Iron Mountain ski jump

Iron Mountain ski jump

Friday, July 19, 2019

STAYING HUMBLE


CHRIST IN WINTER: Reflections on Faith and Life for the Years of Winter – STAYING HUMBLE

Jimmy Moore, our pastor, told a Fred Craddock story last Sunday. Craddock was a magnificent narrative preacher, in an understated style. He was one of the major influencers of preaching from 1970 to 2000 or so, and continues to be an influence through his books, even after his death in 2015.

I heard Craddock preach in conferences from time to time, and read most of his books, but this was a new story to me.

While he was Professor of Preaching at Candler School of Theology at Emory University, Wm. Sloane Coffin, the pastor at Riverside Church in NYC, the most prestigious pulpit in the country, asked Fred to come preach one Sunday when Coffin had to be away. He told him he could stay in his apartment.

On Sunday morning, though, when Fred went to the refrigerator, he found only a note that said, “There’s nothing to eat, but there’s breakfast at the church.”

Craddock thought that was nice. Breakfast had been arranged. Probably with the staff—Riverside was a huge church with a large staff—or perhaps with the members of the board. But when he got to the church, he just found a long line for breakfast. It was the homeless people of New York. Fred got in line, and got a tray with one section that he was pretty sure was eggs. He found a place at a table. He asked the man seated across from him why he was there.
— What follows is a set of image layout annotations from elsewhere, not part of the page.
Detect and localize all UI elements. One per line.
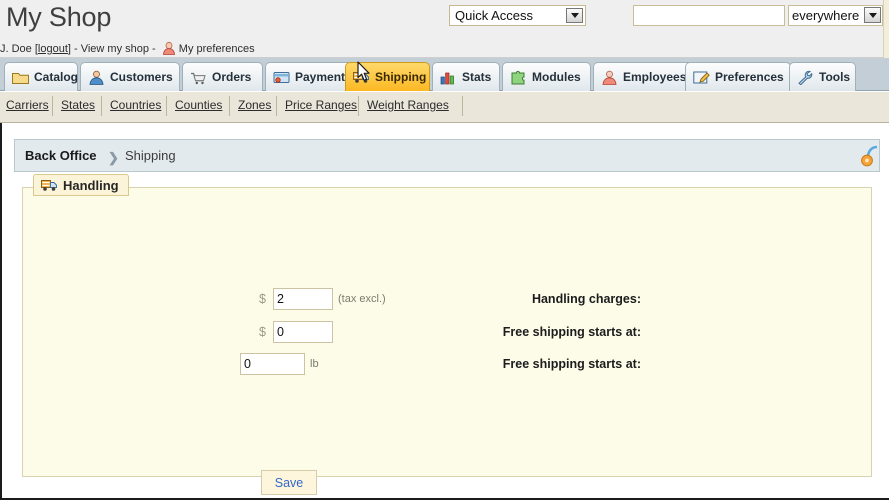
tab-customers[interactable]: Customers bbox=[80, 62, 180, 91]
user-info-line: J. Doe [logout] - View my shop - My pref… bbox=[0, 41, 255, 55]
breadcrumb-current: Shipping bbox=[125, 148, 176, 163]
tab-label: Stats bbox=[462, 70, 492, 84]
tab-label: Modules bbox=[532, 70, 581, 84]
subnav-item-zones[interactable]: Zones bbox=[238, 98, 271, 112]
cart-icon bbox=[190, 70, 207, 85]
tab-label: Orders bbox=[212, 70, 252, 84]
tab-label: Shipping bbox=[375, 70, 427, 84]
header-right-strip bbox=[883, 0, 889, 58]
sub-navigation-bar: Carriers States Countries Counties Zones Pric… bbox=[0, 92, 889, 123]
user-middle-text: ] - View my shop - bbox=[67, 43, 159, 55]
my-preferences-link[interactable]: My preferences bbox=[179, 43, 255, 55]
handling-charges-label: Handling charges: bbox=[531, 292, 641, 306]
tab-modules[interactable]: Modules bbox=[502, 62, 591, 91]
tab-tools[interactable]: Tools bbox=[789, 62, 856, 91]
help-key-icon[interactable] bbox=[857, 144, 879, 170]
handling-charges-note: (tax excl.) bbox=[338, 293, 386, 305]
tab-label: Preferences bbox=[715, 70, 784, 84]
handling-fieldset: Handling Handling charges: $ (tax excl.) Fr… bbox=[22, 174, 873, 495]
free-shipping-weight-input[interactable] bbox=[240, 353, 305, 375]
tab-catalog[interactable]: Catalog bbox=[4, 62, 78, 91]
subnav-separator bbox=[276, 96, 277, 116]
logout-link[interactable]: logout bbox=[38, 43, 68, 55]
handling-legend[interactable]: Handling bbox=[33, 174, 129, 196]
search-input[interactable] bbox=[633, 5, 785, 26]
tab-shipping[interactable]: Shipping bbox=[345, 62, 430, 91]
form-row-free-shipping-weight: Free shipping starts at: lb bbox=[23, 353, 873, 381]
chart-icon bbox=[440, 70, 457, 85]
tab-preferences[interactable]: Preferences bbox=[685, 62, 791, 91]
page-header: My Shop J. Doe [logout] - View my shop -… bbox=[0, 0, 889, 58]
tab-stats[interactable]: Stats bbox=[432, 62, 500, 91]
page-body: Back Office ❯ Shipping Handling Handling… bbox=[0, 123, 889, 500]
employee-icon bbox=[601, 70, 618, 85]
chevron-down-icon[interactable] bbox=[566, 8, 583, 23]
breadcrumb: Back Office ❯ Shipping bbox=[14, 139, 880, 172]
wrench-icon bbox=[797, 70, 814, 85]
folder-icon bbox=[12, 70, 29, 85]
user-icon bbox=[161, 41, 177, 55]
admin-page: My Shop J. Doe [logout] - View my shop -… bbox=[0, 0, 889, 500]
subnav-separator bbox=[229, 96, 230, 116]
form-row-free-shipping-price: Free shipping starts at: $ bbox=[23, 321, 873, 349]
payment-icon bbox=[273, 70, 290, 85]
subnav-item-carriers[interactable]: Carriers bbox=[6, 98, 49, 112]
subnav-separator bbox=[166, 96, 167, 116]
tab-payment[interactable]: Payment bbox=[265, 62, 353, 91]
puzzle-icon bbox=[510, 70, 527, 85]
search-scope-label: everywhere bbox=[792, 8, 860, 23]
form-row-handling-charges: Handling charges: $ (tax excl.) bbox=[23, 288, 873, 316]
free-shipping-price-label: Free shipping starts at: bbox=[502, 325, 641, 339]
tab-orders[interactable]: Orders bbox=[182, 62, 263, 91]
tab-employees[interactable]: Employees bbox=[593, 62, 693, 91]
subnav-separator bbox=[462, 96, 463, 116]
quick-access-label: Quick Access bbox=[455, 8, 534, 23]
subnav-separator bbox=[358, 96, 359, 116]
save-button[interactable]: Save bbox=[261, 470, 317, 495]
chevron-down-icon[interactable] bbox=[864, 7, 881, 23]
free-shipping-price-input[interactable] bbox=[273, 321, 333, 343]
handling-charges-input[interactable] bbox=[273, 288, 333, 310]
tab-label: Employees bbox=[623, 70, 687, 84]
free-shipping-weight-label: Free shipping starts at: bbox=[502, 357, 641, 371]
free-shipping-price-currency-symbol: $ bbox=[259, 325, 266, 339]
quick-access-dropdown[interactable]: Quick Access bbox=[449, 5, 586, 26]
shop-title: My Shop bbox=[6, 2, 112, 32]
tab-label: Payment bbox=[295, 70, 346, 84]
subnav-item-weight-ranges[interactable]: Weight Ranges bbox=[367, 98, 449, 112]
chevron-right-icon: ❯ bbox=[108, 150, 119, 165]
tab-label: Catalog bbox=[34, 70, 79, 84]
main-tab-bar: Catalog Customers Orders Payment Shipping Sta… bbox=[0, 58, 889, 91]
subnav-separator bbox=[52, 96, 53, 116]
subnav-item-states[interactable]: States bbox=[61, 98, 95, 112]
subnav-item-price-ranges[interactable]: Price Ranges bbox=[285, 98, 357, 112]
tab-label: Tools bbox=[819, 70, 851, 84]
truck-icon bbox=[353, 70, 370, 85]
user-name-prefix: J. Doe [ bbox=[0, 43, 38, 55]
breadcrumb-root[interactable]: Back Office bbox=[25, 148, 97, 163]
pencil-icon bbox=[693, 70, 710, 85]
subnav-item-counties[interactable]: Counties bbox=[175, 98, 222, 112]
subnav-item-countries[interactable]: Countries bbox=[110, 98, 161, 112]
truck-icon bbox=[41, 178, 58, 192]
search-scope-dropdown[interactable]: everywhere bbox=[788, 5, 883, 26]
handling-charges-currency-symbol: $ bbox=[259, 292, 266, 306]
free-shipping-weight-note: lb bbox=[310, 358, 319, 370]
customer-icon bbox=[88, 70, 105, 85]
handling-legend-label: Handling bbox=[63, 177, 119, 193]
subnav-separator bbox=[101, 96, 102, 116]
tab-label: Customers bbox=[110, 70, 173, 84]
“I was a stock broker, but I got to drinking. I lost everything. My daughter said I could live with her and her family if I gave up the bottle. That went okay for about six weeks, but then… here I am.”
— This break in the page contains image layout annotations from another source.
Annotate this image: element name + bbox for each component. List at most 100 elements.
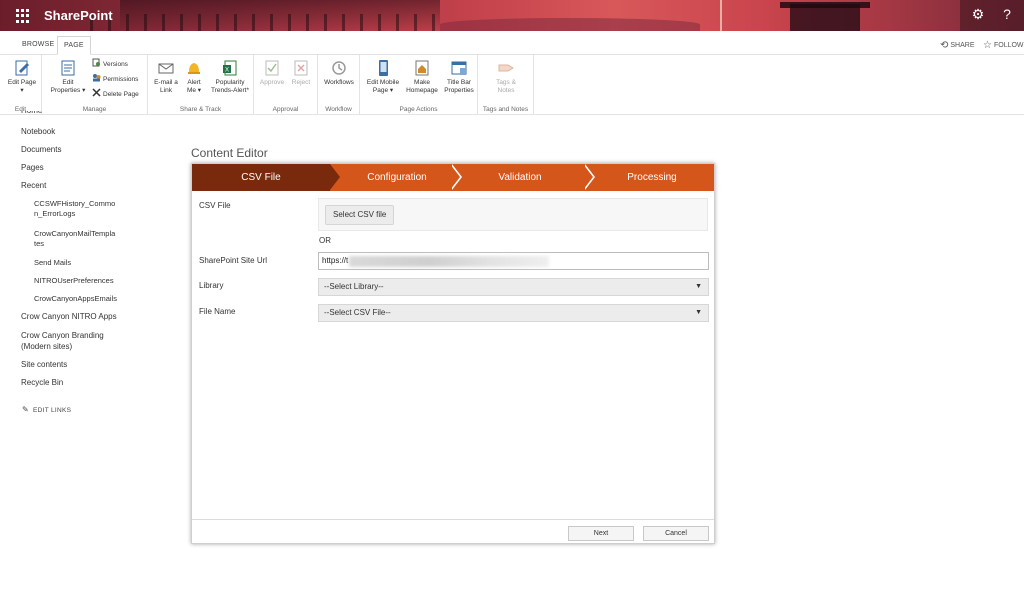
excel-icon: X — [221, 59, 239, 77]
select-csv-file-button[interactable]: Select CSV file — [325, 205, 395, 225]
group-label-approval: Approval — [272, 106, 299, 113]
title-bar-properties-button[interactable]: Title Bar Properties — [442, 59, 476, 94]
follow-label: FOLLOW — [993, 42, 1024, 49]
ribbon-group-edit: Edit Page ▾ Edit — [0, 55, 42, 115]
edit-mobile-page-button[interactable]: Edit Mobile Page ▾ — [364, 59, 402, 94]
make-homepage-button[interactable]: Make Homepage — [404, 59, 440, 94]
ribbon: Edit Page ▾ Edit Edit Properties ▾ Versi… — [0, 55, 1024, 115]
library-select[interactable]: --Select Library-- ▼ — [318, 278, 709, 296]
step-configuration[interactable]: Configuration — [342, 164, 452, 191]
workflows-button[interactable]: Workflows — [321, 59, 357, 87]
banner-lifeguard-tower — [790, 4, 860, 31]
content-editor-title: Content Editor — [191, 146, 268, 160]
file-name-select[interactable]: --Select CSV File-- ▼ — [318, 304, 709, 322]
versions-button[interactable]: Versions — [92, 58, 128, 70]
redacted-url — [349, 256, 549, 267]
approve-label: Approve — [259, 79, 285, 86]
nav-recent-item[interactable]: Send Mails — [34, 258, 71, 268]
brand-title[interactable]: SharePoint — [44, 8, 113, 23]
reject-button[interactable]: Reject — [288, 59, 314, 87]
edit-properties-label-2: Properties ▾ — [50, 86, 86, 94]
email-icon — [157, 59, 175, 77]
gear-icon[interactable]: ⚙ — [969, 6, 987, 23]
next-button[interactable]: Next — [568, 526, 634, 541]
nav-notebook[interactable]: Notebook — [21, 127, 55, 136]
home-icon — [413, 59, 431, 77]
tab-browse[interactable]: BROWSE — [16, 36, 60, 55]
follow-link[interactable]: ☆ FOLLOW — [983, 40, 1024, 51]
csv-file-label: CSV File — [199, 201, 231, 210]
nav-pages[interactable]: Pages — [21, 163, 44, 172]
email-label-2: Link — [160, 86, 172, 94]
cancel-button[interactable]: Cancel — [643, 526, 709, 541]
dropdown-arrow-icon: ▼ — [695, 309, 702, 316]
permissions-label: Permissions — [103, 76, 139, 83]
versions-label: Versions — [103, 61, 128, 68]
help-icon[interactable]: ? — [998, 6, 1016, 22]
nav-recent-item[interactable]: CCSWFHistory_Commo n_ErrorLogs — [34, 199, 115, 219]
permissions-button[interactable]: Permissions — [92, 73, 138, 85]
edit-page-icon — [13, 59, 31, 77]
nav-recent: Recent — [21, 181, 47, 190]
edit-page-button[interactable]: Edit Page ▾ — [6, 59, 38, 94]
share-icon: ⟲ — [940, 40, 949, 51]
edit-properties-icon — [59, 59, 77, 77]
nav-recent-item[interactable]: CrowCanyonMailTempla tes — [34, 229, 115, 249]
alert-label-1: Alert — [187, 79, 201, 86]
tags-notes-button[interactable]: Tags & Notes — [488, 59, 524, 94]
edit-properties-label-1: Edit — [62, 79, 74, 86]
ribbon-group-manage: Edit Properties ▾ Versions Permissions D… — [42, 55, 148, 115]
step-csv-file[interactable]: CSV File — [192, 164, 330, 191]
group-label-tags: Tags and Notes — [482, 106, 529, 113]
edit-mobile-label-2: Page ▾ — [372, 86, 394, 94]
nav-recent-item[interactable]: NITROUserPreferences — [34, 276, 114, 286]
pencil-icon: ✎ — [22, 405, 30, 414]
bell-icon — [185, 59, 203, 77]
site-url-label: SharePoint Site Url — [199, 256, 268, 265]
step-validation[interactable]: Validation — [464, 164, 576, 191]
delete-page-button[interactable]: Delete Page — [92, 88, 139, 100]
delete-icon — [92, 88, 101, 97]
popularity-label-2: Trends-Alert* — [210, 86, 250, 94]
approve-button[interactable]: Approve — [258, 59, 286, 87]
tab-page[interactable]: PAGE — [57, 36, 91, 55]
nav-documents[interactable]: Documents — [21, 145, 61, 154]
nav-nitro-apps[interactable]: Crow Canyon NITRO Apps — [21, 312, 117, 321]
ribbon-group-page-actions: Edit Mobile Page ▾ Make Homepage Title B… — [360, 55, 478, 115]
nav-recycle-bin[interactable]: Recycle Bin — [21, 378, 63, 387]
make-homepage-label-2: Homepage — [406, 86, 438, 94]
workflows-label: Workflows — [324, 79, 354, 86]
csv-import-panel: CSV File Configuration Validation Proces… — [191, 163, 715, 544]
nav-recent-item[interactable]: CrowCanyonAppsEmails — [34, 294, 117, 304]
group-label-share-track: Share & Track — [179, 106, 222, 113]
email-link-button[interactable]: E-mail a Link — [152, 59, 180, 94]
share-link[interactable]: ⟲ SHARE — [940, 40, 975, 51]
dropdown-arrow-icon: ▼ — [695, 283, 702, 290]
svg-text:X: X — [225, 68, 229, 74]
alert-label-2: Me ▾ — [186, 86, 202, 94]
library-select-value: --Select Library-- — [324, 282, 384, 291]
banner-hills — [440, 18, 700, 31]
nav-branding[interactable]: Crow Canyon Branding (Modern sites) — [21, 330, 104, 352]
step-label: Configuration — [367, 172, 427, 183]
edit-page-label: Edit Page — [7, 79, 37, 86]
popularity-trends-button[interactable]: X Popularity Trends-Alert* — [208, 59, 252, 94]
reject-label: Reject — [291, 79, 311, 86]
alert-me-button[interactable]: Alert Me ▾ — [182, 59, 206, 94]
approve-icon — [263, 59, 281, 77]
edit-links-button[interactable]: ✎ EDIT LINKS — [22, 405, 71, 414]
step-processing[interactable]: Processing — [596, 164, 708, 191]
nav-recent-item-line1: CrowCanyonMailTempla — [34, 229, 116, 238]
nav-recent-item-line2: tes — [34, 239, 45, 248]
file-name-label: File Name — [199, 307, 236, 316]
step-label: Validation — [498, 172, 542, 183]
waffle-icon[interactable] — [16, 9, 30, 23]
nav-recent-item-line2: n_ErrorLogs — [34, 209, 76, 218]
title-bar-label-1: Title Bar — [447, 79, 471, 86]
ribbon-tabs: BROWSE PAGE ⟲ SHARE ☆ FOLLOW — [0, 31, 1024, 55]
ribbon-group-approval: Approve Reject Approval — [254, 55, 318, 115]
nav-site-contents[interactable]: Site contents — [21, 360, 67, 369]
edit-properties-button[interactable]: Edit Properties ▾ — [48, 59, 88, 94]
edit-mobile-label-1: Edit Mobile — [366, 79, 400, 86]
ribbon-group-tags: Tags & Notes Tags and Notes — [478, 55, 534, 115]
The man asked Craddock what he did. The humble and unprepossessing Craddock did not want to brag, and say that he was the most popular professor of preaching in the country, and would even that morning preach in the most prestigious pulpit in the city, so he just said, “I’m a preacher.”

“Ah,” the man said, “the bottle gets even the best of us.”

John Robert McFarland

“Somebody suffers with every sermon. Either the preacher as s/he prepares, or the congregation as they listen.”